How to distinguish between minus sign and negative number in nom?

765 Views Asked by At

Using the parser generator nom, how can I write a parser which extracts the difference of the minus sign in the terms 1-2 and 1*-2 ?

In the first example, I expect the tokens 1, - and 2. In the second the "minus" sign specifies the number being negative. The expected tokens are 1, * and -2. Not 1, *, - and 2.

How can I make nom stateful, with user-defined states such as expect_literal: bool?

1

There are 1 best solutions below

0
Matthias On BEST ANSWER

The best solution I found for now is using nom_locate with a span defined as

use nom_locate::LocatedSpanEx;

#[derive(Clone, PartialEq, Debug)]
struct LexState {
    pub accept_literal: bool,
}

type Span<'a> = LocatedSpanEx<&'a str, LexState>;

Then you can modify the state via

fn set_accept_literal(
    value: bool,
    code: IResult<Span, TokenPayload>,
) -> IResult<Span, TokenPayload> {
    match code {
        Ok(mut span) => {
            span.0.extra.accept_literal = value;
            Ok(span)
        }
        _ => code,
    }
}

where TokenPayload is an enum representing my token content.

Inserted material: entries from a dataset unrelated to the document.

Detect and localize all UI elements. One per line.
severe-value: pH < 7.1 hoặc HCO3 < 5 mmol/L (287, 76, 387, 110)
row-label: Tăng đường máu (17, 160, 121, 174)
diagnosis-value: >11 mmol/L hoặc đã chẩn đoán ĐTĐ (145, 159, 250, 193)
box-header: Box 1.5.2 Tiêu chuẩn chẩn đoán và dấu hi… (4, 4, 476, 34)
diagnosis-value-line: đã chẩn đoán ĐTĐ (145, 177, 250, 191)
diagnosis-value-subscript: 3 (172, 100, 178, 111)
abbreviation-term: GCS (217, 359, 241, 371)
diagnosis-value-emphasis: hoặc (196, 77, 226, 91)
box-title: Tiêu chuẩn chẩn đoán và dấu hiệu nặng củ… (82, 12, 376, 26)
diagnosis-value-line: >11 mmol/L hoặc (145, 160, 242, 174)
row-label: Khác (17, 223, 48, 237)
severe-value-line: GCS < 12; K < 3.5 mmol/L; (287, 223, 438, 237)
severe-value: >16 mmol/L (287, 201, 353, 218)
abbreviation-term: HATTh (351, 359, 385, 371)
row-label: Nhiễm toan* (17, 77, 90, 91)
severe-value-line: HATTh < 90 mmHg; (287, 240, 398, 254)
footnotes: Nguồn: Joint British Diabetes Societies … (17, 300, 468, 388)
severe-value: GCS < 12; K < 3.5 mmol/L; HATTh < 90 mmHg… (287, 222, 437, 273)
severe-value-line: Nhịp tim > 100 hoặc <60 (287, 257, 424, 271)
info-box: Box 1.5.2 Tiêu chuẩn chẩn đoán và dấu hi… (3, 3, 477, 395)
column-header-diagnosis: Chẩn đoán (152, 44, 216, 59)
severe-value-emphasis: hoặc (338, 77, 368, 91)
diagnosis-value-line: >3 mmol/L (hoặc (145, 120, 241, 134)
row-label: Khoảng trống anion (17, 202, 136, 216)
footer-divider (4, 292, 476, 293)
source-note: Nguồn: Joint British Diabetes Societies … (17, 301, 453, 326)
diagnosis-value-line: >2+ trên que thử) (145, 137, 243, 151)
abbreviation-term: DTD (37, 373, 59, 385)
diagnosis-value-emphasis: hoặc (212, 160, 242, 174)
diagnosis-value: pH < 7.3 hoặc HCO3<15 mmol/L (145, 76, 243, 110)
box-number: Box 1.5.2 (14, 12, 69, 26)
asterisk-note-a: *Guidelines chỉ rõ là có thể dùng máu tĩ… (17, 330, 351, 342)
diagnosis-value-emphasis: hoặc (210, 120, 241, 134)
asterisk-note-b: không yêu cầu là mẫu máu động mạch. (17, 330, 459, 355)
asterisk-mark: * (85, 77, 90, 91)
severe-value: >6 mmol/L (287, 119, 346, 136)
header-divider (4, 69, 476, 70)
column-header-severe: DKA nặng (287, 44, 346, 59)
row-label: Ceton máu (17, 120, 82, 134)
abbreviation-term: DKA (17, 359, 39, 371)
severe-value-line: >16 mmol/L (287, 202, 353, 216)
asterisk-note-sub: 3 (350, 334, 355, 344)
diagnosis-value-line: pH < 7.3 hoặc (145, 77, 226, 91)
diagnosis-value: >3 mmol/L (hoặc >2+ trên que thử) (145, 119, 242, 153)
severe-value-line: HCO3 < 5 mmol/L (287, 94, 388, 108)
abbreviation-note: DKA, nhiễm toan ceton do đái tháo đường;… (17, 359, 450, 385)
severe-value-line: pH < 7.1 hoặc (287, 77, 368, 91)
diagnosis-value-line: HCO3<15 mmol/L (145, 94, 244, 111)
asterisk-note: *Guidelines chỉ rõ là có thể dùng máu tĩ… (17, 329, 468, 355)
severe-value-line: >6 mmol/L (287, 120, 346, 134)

Now you can write the operator parser:

fn mathematical_operators(code: Span) -> IResult<Span, TokenPayload> {
    set_accept_literal(
        true,
        alt((
            map(tag("*"), |_| TokenPayload::Multiply),
            map(tag("/"), |_| TokenPayload::Divide),
            map(tag("+"), |_| TokenPayload::Add),
            map(tag("-"), |_| TokenPayload::Subtract),
            map(tag("%"), |_| TokenPayload::Remainder),
        ))(code),
    )
}

And the integer parser as:

fn parse_integer(code: Span) -> IResult<Span, TokenPayload> {
    let chars = "1234567890";
    // Sign ?
    let (code, sign) = opt(tag("-"))(code)?;
    let sign = sign.is_some();
    if sign && !code.extra.accept_literal {
        return Err(nom::Err::Error((code, ErrorKind::IsNot)));
    }
    let (code, slice) = take_while(move |c| chars.contains(c))(code)?;
    match slice.fragment.parse::<i32>() {
        Ok(value) => set_accept_literal(
            false,
            Ok((code, TokenPayload::Int32(if sign { -value } else { value }))),
        ),
        Err(_) => Err(nom::Err::Error((code, ErrorKind::Tag))),
    }
}

This might not win a beauty contest but it works. The remaining pieces should be trivial.